Esta proposta de lei, que vai para a sanção do Presidente Lula, pavimenta o espaço para a expansão do latifúndio e do agronegócio na Amazônia, bem ao gosto dos ruralistas. Por isto não foi sem sentido a redução aprovada pela Câmara dos Deputados de dez para três anos no tempo em que as terras regularizadas não poderiam ser vendidas e a regularização de áreas para quem já possui outras propriedades e para pessoas jurídicas. Daqui a três anos nada impede que uma mesma pessoa ou empresa adquira novas propriedades, acumulando áreas sem qualquer limite de tamanho. Foi assim que aconteceu com as imensas propriedades que se formaram na Amazônia, algumas com mais de um milhão de hectares, beneficiadas com os projetos da Sudam.

Ironia do destino, Lula , que em 1998 afirmou que “se for eleito, resolverei o problema da reforma agrária, com uma canetada”, ao invés de executar a reforma agrária prometida, acabou com uma canetada propondo a legalização de 67 milhões de hectares de terras griladas na Amazônia, um bioma que no atual momento de crise climática mundial aguda grita por preservação para garantir a sobrevivência do planeta.

O mesmo presidente que, em entrevista à Revista Caros Amigos, em novembro de 2002 dizia: “Não se justifica num país, por maior que seja, ter alguém com 30 mil alqueires de terra!
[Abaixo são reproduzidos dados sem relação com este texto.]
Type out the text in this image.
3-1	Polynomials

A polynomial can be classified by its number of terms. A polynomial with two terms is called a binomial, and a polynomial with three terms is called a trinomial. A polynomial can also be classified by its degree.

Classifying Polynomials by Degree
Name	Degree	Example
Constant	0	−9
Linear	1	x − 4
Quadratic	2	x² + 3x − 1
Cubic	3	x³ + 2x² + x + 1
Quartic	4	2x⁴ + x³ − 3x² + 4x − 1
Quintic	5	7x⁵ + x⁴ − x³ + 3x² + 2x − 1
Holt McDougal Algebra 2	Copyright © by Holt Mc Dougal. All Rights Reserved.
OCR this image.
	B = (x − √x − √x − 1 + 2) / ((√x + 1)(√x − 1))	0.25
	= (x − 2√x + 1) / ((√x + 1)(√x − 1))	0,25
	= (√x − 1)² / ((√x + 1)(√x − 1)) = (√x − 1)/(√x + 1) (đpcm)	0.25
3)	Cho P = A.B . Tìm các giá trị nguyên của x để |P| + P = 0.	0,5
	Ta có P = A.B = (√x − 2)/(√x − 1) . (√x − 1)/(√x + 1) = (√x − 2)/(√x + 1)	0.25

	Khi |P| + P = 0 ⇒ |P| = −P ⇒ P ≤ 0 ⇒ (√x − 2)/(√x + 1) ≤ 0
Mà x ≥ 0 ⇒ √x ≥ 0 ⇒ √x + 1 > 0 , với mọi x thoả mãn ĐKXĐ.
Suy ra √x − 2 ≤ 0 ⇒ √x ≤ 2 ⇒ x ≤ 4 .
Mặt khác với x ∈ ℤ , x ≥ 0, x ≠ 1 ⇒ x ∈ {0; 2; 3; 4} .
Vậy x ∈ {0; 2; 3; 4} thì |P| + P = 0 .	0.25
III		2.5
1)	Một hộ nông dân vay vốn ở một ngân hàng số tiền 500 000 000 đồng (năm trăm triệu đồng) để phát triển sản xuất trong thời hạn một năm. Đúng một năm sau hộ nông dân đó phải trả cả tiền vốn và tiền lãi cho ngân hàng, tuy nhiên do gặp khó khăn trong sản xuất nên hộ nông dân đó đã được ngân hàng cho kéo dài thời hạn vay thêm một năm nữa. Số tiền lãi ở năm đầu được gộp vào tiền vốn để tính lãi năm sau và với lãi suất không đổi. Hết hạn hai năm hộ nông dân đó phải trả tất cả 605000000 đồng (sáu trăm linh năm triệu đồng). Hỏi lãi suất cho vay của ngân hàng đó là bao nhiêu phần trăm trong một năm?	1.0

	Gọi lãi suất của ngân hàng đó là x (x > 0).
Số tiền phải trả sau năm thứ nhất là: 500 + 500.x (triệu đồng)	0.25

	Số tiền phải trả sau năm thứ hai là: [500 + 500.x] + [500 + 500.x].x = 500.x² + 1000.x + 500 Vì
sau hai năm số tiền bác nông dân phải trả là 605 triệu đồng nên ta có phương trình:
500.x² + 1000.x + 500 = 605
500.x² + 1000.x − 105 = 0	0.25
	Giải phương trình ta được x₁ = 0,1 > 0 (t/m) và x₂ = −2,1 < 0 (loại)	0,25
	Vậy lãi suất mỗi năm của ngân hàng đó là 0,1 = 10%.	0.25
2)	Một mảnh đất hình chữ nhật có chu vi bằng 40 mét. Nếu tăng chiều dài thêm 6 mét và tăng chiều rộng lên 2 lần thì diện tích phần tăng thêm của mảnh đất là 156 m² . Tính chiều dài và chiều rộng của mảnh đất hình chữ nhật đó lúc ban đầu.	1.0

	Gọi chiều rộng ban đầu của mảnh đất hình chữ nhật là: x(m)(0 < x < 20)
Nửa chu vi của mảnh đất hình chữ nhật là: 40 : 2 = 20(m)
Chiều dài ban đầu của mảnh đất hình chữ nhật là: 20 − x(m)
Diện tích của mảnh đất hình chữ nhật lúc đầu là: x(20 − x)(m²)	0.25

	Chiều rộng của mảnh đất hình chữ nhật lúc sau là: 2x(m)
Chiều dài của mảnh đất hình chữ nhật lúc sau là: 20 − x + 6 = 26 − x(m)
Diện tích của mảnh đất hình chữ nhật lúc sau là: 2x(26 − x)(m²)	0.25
Dois milhões de hectares de terra! Isso não tem justificativa em lugar nenhum do mundo! Só no Brasil. Porque temos um presidente covarde, que fica na dependência de contemplar uma bancada ruralista a troco de alguns votos” acabou sendo o refém desta bancada, pior ainda, recorreu à senadora Kátia Abreu, baluarte da bancada ruralista, inimiga número um da reforma agrária, para a aprovação da medida no Senado. Já cedera à pressão dos ruralistas aprovando a Lei dos Transgênicos. Não atualizou os índices de produtividade estabelecidos há mais de 30 anos atrás, o que poderia possibilitar o acesso a novas áreas para reforma agrária. Não se empenhou na aprovação da proposta de emenda constitucional PEC 438/01 que expropria as áreas onde se flagre a exploração de trabalho escravo. Além disso, promoveu à condição de “heróis nacionais” os usineiros e definiu como empecilhos ao progresso as comunidades tradicionais, os ambientalistas e seus defensores.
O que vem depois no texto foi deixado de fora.